给定一组在（X，Y，Z）坐标中定义的点，在任意（X，Y）处插值Z值

Question

Given a set of points in (X, Y, Z) coordinates that are points on a surface, I would like to be able to interpolate Z-values at arbitrary (X, Y) coordinates. I've found some success using mlab.griddata for interpolating values on a grid, but I want to be able to call a general use function for any (X, Y) coordinate.

The set of points form a roughly hemispherical surface. To simplify the problem, I am trying to write a method that interpolates values between known points of the hemisphere defined by the x, y, and z coordinates below. Although there is an analytical solution to find z = f(x, y) for a perfect sphere, such that you don't have to interpolate, the actual set of points will not be a perfect sphere, so we should assume that we need to interpolate values at unknown (X, Y) coordinates. Link to IPython notebook with point data

resolution = 10
u = np.linspace(-np.pi / 2, np.pi / 2, resolution)
v = np.linspace(0, np.pi, resolution)

U, V = np.meshgrid(u, v)

xs = np.sin(U) * np.cos(V) 
ys = np.sin(U) * np.sin(V)
zs = np.cos(U)

I have been using scipy.interpolate.interp2d , which "returns a function whose call method uses spline interpolation to find the value of new points."

def polar(xs, ys, zs, resolution=10):
    rs = np.sqrt(np.multiply(xs, xs) + np.multiply(ys, ys))
    ts = np.arctan2(ys, xs)
    func = interp2d(rs, ts, zs, kind='cubic')
    vectorized = np.vectorize(func)

    # Guesses
    ri = np.linspace(0, rs.max(), resolution)
    ti = np.linspace(0, np.pi * 2, resolution)

    R, T = np.meshgrid(ri, ti)
    Z = vectorized(R, T)
    return R * np.cos(T), R * np.sin(T), Z

Unfortunately I get pretty weird results, similarly to another StackOverflow user who tried to use interp2d .

The most success I have found thus far is using inverse squares to estimate values of Z at (X, Y). But the function is not perfect for estimating values of Z near Z=0.

What can I do to get a function z = f(x, y) given a set of points in (x, y, z)? Am I missing something here... do I need more than a point cloud to reliably estimate a value on a surface?

EDIT:

This is the function that I ended up writing. The function takes input arrays of xs, ys, zs and interpolates at x, y using scipy.interpolate.griddata , which does not require a regular grid. I'm sure there is a smarter way to do this and would appreciate any updates, but it works and I'm not concerned with performance. Including a snippet in case it helps anyone in the future.

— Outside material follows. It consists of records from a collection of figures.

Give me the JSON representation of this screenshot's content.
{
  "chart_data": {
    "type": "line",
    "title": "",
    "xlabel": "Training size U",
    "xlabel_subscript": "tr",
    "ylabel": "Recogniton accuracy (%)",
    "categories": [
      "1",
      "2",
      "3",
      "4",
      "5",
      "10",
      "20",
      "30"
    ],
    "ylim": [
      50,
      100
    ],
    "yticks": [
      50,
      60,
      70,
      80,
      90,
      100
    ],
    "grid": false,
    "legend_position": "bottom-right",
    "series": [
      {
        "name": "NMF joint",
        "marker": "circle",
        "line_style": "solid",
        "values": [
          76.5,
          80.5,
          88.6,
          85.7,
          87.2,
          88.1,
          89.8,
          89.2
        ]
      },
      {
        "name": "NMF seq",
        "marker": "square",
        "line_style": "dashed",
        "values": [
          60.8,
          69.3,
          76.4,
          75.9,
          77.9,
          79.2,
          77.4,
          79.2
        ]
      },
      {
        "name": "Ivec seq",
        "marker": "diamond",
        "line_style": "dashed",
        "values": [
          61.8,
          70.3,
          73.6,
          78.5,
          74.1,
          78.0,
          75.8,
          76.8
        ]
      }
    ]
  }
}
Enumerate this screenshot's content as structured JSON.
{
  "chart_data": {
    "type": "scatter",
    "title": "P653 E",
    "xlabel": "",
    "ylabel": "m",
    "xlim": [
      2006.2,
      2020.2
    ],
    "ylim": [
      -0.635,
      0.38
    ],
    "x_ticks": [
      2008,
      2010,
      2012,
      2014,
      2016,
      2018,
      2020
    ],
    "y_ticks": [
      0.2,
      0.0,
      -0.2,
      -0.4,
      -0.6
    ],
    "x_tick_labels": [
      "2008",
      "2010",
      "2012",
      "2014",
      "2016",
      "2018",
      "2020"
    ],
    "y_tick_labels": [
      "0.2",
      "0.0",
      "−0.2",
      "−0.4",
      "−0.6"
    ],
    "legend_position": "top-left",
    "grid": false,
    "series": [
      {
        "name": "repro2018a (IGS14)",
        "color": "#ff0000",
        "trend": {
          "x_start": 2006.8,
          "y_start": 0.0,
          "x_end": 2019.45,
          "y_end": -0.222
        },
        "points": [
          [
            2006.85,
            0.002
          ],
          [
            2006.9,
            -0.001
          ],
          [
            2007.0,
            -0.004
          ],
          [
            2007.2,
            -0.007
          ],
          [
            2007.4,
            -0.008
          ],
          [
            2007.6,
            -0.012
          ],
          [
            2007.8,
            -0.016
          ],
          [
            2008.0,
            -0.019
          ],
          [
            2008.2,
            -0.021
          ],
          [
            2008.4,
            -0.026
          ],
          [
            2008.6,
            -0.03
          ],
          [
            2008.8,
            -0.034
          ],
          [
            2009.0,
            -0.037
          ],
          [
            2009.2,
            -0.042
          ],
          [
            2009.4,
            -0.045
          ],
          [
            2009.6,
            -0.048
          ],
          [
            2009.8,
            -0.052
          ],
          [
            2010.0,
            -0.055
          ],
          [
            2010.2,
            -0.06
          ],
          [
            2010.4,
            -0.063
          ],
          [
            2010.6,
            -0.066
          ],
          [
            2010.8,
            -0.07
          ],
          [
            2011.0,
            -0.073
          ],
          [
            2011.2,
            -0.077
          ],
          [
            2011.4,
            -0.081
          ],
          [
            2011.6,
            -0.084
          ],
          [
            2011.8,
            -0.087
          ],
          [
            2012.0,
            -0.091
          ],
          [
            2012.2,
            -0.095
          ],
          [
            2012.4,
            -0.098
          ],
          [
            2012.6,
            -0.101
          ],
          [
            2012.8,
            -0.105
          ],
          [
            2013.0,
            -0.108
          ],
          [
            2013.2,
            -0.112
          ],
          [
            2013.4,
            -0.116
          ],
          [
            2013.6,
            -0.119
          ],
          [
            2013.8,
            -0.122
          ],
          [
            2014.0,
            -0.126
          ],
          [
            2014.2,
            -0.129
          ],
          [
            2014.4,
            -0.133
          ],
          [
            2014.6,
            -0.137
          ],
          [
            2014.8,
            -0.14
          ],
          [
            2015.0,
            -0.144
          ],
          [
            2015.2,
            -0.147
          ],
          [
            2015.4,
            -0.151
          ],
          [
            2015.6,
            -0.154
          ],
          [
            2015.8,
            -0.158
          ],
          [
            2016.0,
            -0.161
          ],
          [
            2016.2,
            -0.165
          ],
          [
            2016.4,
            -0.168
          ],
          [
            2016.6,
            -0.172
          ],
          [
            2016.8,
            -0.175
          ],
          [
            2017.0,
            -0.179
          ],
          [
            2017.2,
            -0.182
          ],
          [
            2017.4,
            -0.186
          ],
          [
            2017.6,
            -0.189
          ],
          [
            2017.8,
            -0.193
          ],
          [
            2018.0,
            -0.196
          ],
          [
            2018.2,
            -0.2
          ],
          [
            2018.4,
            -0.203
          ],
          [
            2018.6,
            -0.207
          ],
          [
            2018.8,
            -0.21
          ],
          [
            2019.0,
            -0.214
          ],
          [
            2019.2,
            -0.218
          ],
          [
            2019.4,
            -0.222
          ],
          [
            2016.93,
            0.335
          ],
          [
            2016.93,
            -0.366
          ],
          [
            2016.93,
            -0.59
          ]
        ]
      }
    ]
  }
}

def interpolate(x, y, xs, ys, zs):
    r = np.sqrt(x*x + y*y)
    t = np.arctan2(y, x)

    rs = np.sqrt(np.multiply(xs, xs) + np.multiply(ys, ys))
    ts = np.arctan2(ys, xs)

    rs = rs.ravel()
    ts = ts.ravel()
    zs = zs.ravel()

    ts = np.concatenate((ts - np.pi * 2, ts, ts + np.pi * 2))
    rs = np.concatenate((rs, rs, rs))
    zs = np.concatenate((zs, zs, zs))


    Z = scipy.interpolate.griddata((rs, ts), zs, (r, t))
    Z = Z.ravel()
    R, T = np.meshgrid(r, t)
    return Z

Answer 1

You're saying that you've tried using griddata . So why was that not working? griddata also works if the new points are not regularly spaced. For example,

# Definitions of xs, ys and zs
nx, ny = 20, 30
x = np.linspace(0, np.pi, nx)
y = np.linspace(0, 2*np.pi, ny)

X,Y = np.meshgrid(x, y)

xs = X.reshape((nx*ny, 1))
ys = Y.reshape((nx*ny, 1))

## Arbitrary definition of zs
zs = np.cos(3*xs/2.)+np.sin(5*ys/3.)**2

## new points where I want the interpolations
points = np.random.rand(1000, 2)

import scipy.interpolate
zs2 = scipy.interpolate.griddata(np.hstack((xs, ys)), zs, points)

Is this not what you are after?

Answer 2

If I understand your question, you have points xs , ys , zs that are defined by

xs = np.sin(U) * np.cos(V) 
ys = np.sin(U) * np.sin(V)
zs = np.cos(U)

What you want is to be able to interpolate and find a z-value for a given x and y? Why do you need interpolation? The above equations represent a sphere, they can be rewritten as xs*xs + ys*ys + zs*zs = 1 , so there is an easy analytical solution to this problem:

def Z(X, Y):
    return np.sqrt(1-X**2-Y**2)
    ## or return -np.sqrt(1-X**2-Y**2) since this equation has two solutions

unless I misunderstood the question.